Untungnya, aku bekerja di pabrik yang tidak jauh dari sini. Jadi pindahan ini lebih mendekatkanku ke tempat kerja.
Namun beruntung, seorang tetanggaku memberitahuku saat aku berkenalan dengannya. Dia bilang agar tidak mendatangi danau cantik tersebut sendirian, apalagi ketika hari menjelang gelap.
Danau tersebut dulunya adalah lubang galian tambang, namun karena terbengkalai sebab seringnya terdengar kabar bahwa lubang galian tersebut sering memakan korban dari para pekerja secara misterius, seperti tiba-tiba seorang pekerja ditemukan di dasar lubang dengan tubuh yang tidak utuh dan sebagainya, proyek tersebut ditutup dan lubang tersebut menjadi danau karena terus-menerus diisi air hujan.

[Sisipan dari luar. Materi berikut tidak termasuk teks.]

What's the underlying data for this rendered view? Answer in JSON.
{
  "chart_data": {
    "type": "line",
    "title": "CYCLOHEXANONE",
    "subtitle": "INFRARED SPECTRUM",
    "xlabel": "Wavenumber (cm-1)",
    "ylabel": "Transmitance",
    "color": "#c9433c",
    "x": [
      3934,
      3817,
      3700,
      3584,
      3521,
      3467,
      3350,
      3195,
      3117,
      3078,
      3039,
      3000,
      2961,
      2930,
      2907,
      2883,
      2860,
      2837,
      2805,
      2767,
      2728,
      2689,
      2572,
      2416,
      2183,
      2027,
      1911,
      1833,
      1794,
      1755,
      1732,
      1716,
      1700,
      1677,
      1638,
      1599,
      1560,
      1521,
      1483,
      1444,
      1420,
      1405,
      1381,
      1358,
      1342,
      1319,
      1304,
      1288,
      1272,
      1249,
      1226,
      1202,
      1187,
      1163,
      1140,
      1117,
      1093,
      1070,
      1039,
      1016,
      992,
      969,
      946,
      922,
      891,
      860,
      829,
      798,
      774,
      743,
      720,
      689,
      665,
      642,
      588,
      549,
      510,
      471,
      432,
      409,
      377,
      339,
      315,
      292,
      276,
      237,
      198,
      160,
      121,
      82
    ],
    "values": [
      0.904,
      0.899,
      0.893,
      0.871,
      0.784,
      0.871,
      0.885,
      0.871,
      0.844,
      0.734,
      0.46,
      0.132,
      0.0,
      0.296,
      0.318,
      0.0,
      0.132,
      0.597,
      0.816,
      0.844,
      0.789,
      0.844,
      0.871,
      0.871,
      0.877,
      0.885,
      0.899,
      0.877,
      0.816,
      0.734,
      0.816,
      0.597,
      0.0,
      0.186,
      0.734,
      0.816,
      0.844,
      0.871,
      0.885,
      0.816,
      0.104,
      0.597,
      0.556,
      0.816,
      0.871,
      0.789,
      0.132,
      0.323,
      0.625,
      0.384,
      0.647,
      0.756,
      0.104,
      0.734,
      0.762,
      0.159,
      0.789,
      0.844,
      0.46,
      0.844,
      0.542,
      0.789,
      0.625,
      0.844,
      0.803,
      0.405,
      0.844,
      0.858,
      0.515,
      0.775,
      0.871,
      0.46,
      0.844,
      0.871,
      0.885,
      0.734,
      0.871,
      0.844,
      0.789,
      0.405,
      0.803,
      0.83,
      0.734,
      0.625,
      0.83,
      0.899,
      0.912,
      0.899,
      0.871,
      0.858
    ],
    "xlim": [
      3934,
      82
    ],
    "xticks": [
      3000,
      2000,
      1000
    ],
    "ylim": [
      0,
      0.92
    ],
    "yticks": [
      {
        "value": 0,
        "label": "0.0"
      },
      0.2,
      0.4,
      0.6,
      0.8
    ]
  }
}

Warga hanya menyebutnya danau galian.
Danau tersebut hingga saat ini dikabarkan sering memakan korban. Terakhir ada seorang pria dewasa yang ditemukan tanpa kepala di pinggir danau.
Namun tetanggaku itu menenangkanku dan memberitahuku bahwa aku tidak perlu khawatir karena danau tersebut begitu ramai dari siang hingga tiba senja. Namun tetanggaku hanya memastikan untuk selalu berhati-hati, diutamakan tidak sendirian.
Aku mengangguk. Aku segera pulang ke rumah dan segera memberi kabar pembantuku dan anak perempuanku.
Suatu siang perasaanku dilanda ketidaknyamanan. Aku entah kenapa bangkit dari kursi yang sering kupakai bersantai di halaman belakang dan bergegas menuju rumah. Aku hanya memastikan semuanya baik-baik saja.
Anakku tidak ada. Aku cari di kamarnya, kosong. Tidak kutemukan di seluruh penjuru rumah. Aku panik. Pembantuku juga masih belum pulang dari pasar. Aku mulai keluar mencarinya.
Dan kau tahu, aku menemukan anakku menuju bibir danau, sendirian. Entah kenapa hari itu sangat sepi. Segera aku panggil dia dan aku langsung membawanya ke rumah. Ketika aku bertanya kenapa, katanya dia ingin melihat bunga-bunga yang berada di pinggir danau, yang ia lihat saat kami dalam perjalanan menuju rumah baru ini.
Mendengar itu terpaksa aku memarahinya habis-habisan sampai ia menangis karena aku tidak ingin terjadi apa-apa kepadanya.
Malamnya aku mengumpulkan anakku dan pembantuku, mengizinkan anakku pergi ke danau dengan syarat didampingi pembantuku. Mereka setuju.
Akhirnya aku tidak khawatir lagi setelah karena anakku selalu meminta pembantuku untuk mendampinginya saat ingin bermain di danau.
Saat itu aku bersantai di ruang depan, kulihat anakku keluar kamarnya menuju halaman.
“Mau ke Danau?” Tanyaku. Ia mengangguk ceria.
“Sama bibi?” Tanyaku lagi. Ia kembali mengangguk.
“Ya sudah, hati-hati ya…!”
Kemudian di halaman rumah kulihat dia digandeng pembantuku untuk bermain di danau. Aku sendirian di rumah itu, aku tiba-tiba mengantuk jadi aku memutuskan untuk tidur siang. Kubiarkan pintu terbuka sedikit untuk menikmati sejuknya udara perkampungan.
Saat aku bangun, aku agak terkejut karena hari sudah mulai gelap. Aku mulai memanggil-manggil anakku namun tidak kudengar ada sahutan, sedangkan kulihat pintu depan masih sedikit terbuka.
Aku segera menghubungi pembantuku lewat telepon selular agar cepat membawanya pulang. Barangkali mereka terlalu asyik di danau. Aku akan ingatkan kembali bahayanya berada di danau itu.
Aku menelponnya, tak lama diangkat oleh pembantuku.
“Ayo, segera pulang dari danau. Hari sudah gelap.”
“Maaf Bu, tapi saya baru saja bangun tidur karena tadi mendengar ibu terus memanggil si nyonya.”